Step 5: Reset Passwords and Permalinks

You can reset all user names and passwords by logging in to your site. Your database has been compromised if you see any new users that you do not recognize. You need to contact a professional to make sure no unwanted code remains.

To make changes to your permalinks, go to Settings > Permalinks and click Save Changes. The URLs of your site will now work again after restoring the .htaccess file. Don’t leave behind any files when you delete them on your server. Be sure to show invisible files when you do so.

Step 6: Reinstall Plugins

The WordPress repository or the premium plugin developer’s repository should be used to reinstall all the plugins. Old plugins should not be installed. Installing no longer supported plugins is not recommended.

Step 7: Reinstall Themes

Freshly download your theme and reinstall it. Theme files customized by you can be reproduced on a fresh copy of the theme by referring to your backup files. The theme you used before may have been hacked, and you may not be aware of this.

Step 8: Take a backup and upload your images

Make sure you copy your old images over to the new wp-content > uploads folder on the server. It is important, however, to avoid copying any hacked files. FTP can be used to upload the blessed year/month folders once they have been blessed. Ensure that each year/month folder in your backup has only image files and does not contain any PHP files, JavaScript files, or anything else you did not upload to your Media Library. Examine each folder carefully.

Step 9: Scan Your Computer

Make sure your computer is free of viruses, Trojan horses, and malware by scanning it yourself.

Step 10: Configure and install security plugins

Make sure the site is thoroughly scanned with the Anti-Malware Security Program and Brute-Force Firewall. In the future, Shield will notify you if there are any changes to the core files. Make sure you didn’t miss anything by scanning the site with Malwarecare free consultation.  After ensuring the site is safe, deactivate two firewall plugins.

Frequently Asked Questions (FAQ)

Q. Why are WordPress sites hacked?

In search of vulnerable WordPress sites, malicious users search the internet. WordPress websites can be attacked if they are not protected by a WordPress firewall and are not following WordPress security best practices.

Q. What is the right way to scan WordPress plugins for malware?

Your WordPress site can be scanned for malware for free using Site Check. WordPress plugins should be updated regularly and all unused plugins removed. You can also monitor, protect, and respond to your website using our security and maintenance options.

Q. How do I find malicious code in WordPress?

Your WordPress site can be scanned for malicious code for free using Site Check. When you suspect your WordPress website is infected with malware, we recommend reinstalling the core files. Sign up for Malwarecare and submit a malware removal request if you want to make sure your website is clean.

Q. What is the best way to protect my WordPress site from malware?

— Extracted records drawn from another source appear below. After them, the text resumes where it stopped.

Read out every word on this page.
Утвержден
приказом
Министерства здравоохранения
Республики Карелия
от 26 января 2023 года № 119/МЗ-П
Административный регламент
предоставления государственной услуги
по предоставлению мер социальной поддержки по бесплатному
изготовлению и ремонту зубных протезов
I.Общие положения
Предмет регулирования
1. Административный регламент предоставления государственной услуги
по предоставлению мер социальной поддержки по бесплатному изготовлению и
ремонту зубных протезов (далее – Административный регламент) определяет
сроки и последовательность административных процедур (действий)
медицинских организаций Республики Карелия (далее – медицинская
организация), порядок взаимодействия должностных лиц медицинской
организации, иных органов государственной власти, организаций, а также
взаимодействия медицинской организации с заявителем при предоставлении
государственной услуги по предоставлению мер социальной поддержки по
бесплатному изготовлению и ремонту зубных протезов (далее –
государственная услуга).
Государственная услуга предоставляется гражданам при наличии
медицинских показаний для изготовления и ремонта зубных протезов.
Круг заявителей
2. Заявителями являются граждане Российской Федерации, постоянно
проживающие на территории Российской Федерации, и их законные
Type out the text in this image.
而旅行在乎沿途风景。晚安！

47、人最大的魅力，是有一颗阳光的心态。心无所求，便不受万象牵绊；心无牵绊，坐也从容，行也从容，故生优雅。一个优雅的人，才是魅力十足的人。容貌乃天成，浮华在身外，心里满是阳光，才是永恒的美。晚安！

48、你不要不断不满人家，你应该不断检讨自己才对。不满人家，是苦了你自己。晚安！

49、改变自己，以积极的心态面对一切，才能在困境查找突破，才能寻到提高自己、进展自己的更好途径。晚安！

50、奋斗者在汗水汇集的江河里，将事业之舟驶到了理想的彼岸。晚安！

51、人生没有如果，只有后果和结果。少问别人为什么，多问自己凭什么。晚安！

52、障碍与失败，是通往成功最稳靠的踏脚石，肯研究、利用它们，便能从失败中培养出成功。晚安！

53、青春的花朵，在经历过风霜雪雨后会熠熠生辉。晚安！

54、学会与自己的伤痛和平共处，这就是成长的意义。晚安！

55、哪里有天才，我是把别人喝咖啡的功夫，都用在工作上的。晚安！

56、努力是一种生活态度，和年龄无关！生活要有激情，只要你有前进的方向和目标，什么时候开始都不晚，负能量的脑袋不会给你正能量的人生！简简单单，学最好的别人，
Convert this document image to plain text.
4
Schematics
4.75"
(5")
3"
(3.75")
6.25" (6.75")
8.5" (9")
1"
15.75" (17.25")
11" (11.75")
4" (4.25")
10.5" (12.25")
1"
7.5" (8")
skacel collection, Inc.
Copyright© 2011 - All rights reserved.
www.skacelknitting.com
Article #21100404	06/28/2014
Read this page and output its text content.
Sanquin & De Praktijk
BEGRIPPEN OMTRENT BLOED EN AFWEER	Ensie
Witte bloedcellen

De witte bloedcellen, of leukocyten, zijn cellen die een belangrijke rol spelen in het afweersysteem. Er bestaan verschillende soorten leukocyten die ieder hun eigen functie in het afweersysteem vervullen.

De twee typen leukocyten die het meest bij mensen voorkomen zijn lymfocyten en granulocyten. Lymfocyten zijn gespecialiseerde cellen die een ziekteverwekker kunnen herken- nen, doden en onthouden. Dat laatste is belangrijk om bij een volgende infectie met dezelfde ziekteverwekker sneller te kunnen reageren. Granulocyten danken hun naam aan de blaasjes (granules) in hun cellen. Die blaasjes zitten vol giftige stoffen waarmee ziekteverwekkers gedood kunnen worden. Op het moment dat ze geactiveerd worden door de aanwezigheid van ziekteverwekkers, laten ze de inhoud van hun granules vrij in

A good way to secure your WordPress site is to update the software, enforce strong passwords, and implement 2FA (two-factor authentication) for login and access to third-party services such as Adobe Acrobat and Microsoft Mail Chimp.

Conclusion

It is highly recommended that you hire a professional to clean your WordPress admin if you are unable to log in due to the hack.

We malwarecare, understand the impact of website security, vulnerabilities, and traffic drops. That’s why we’re ready to handle all your security demands at an affordable price.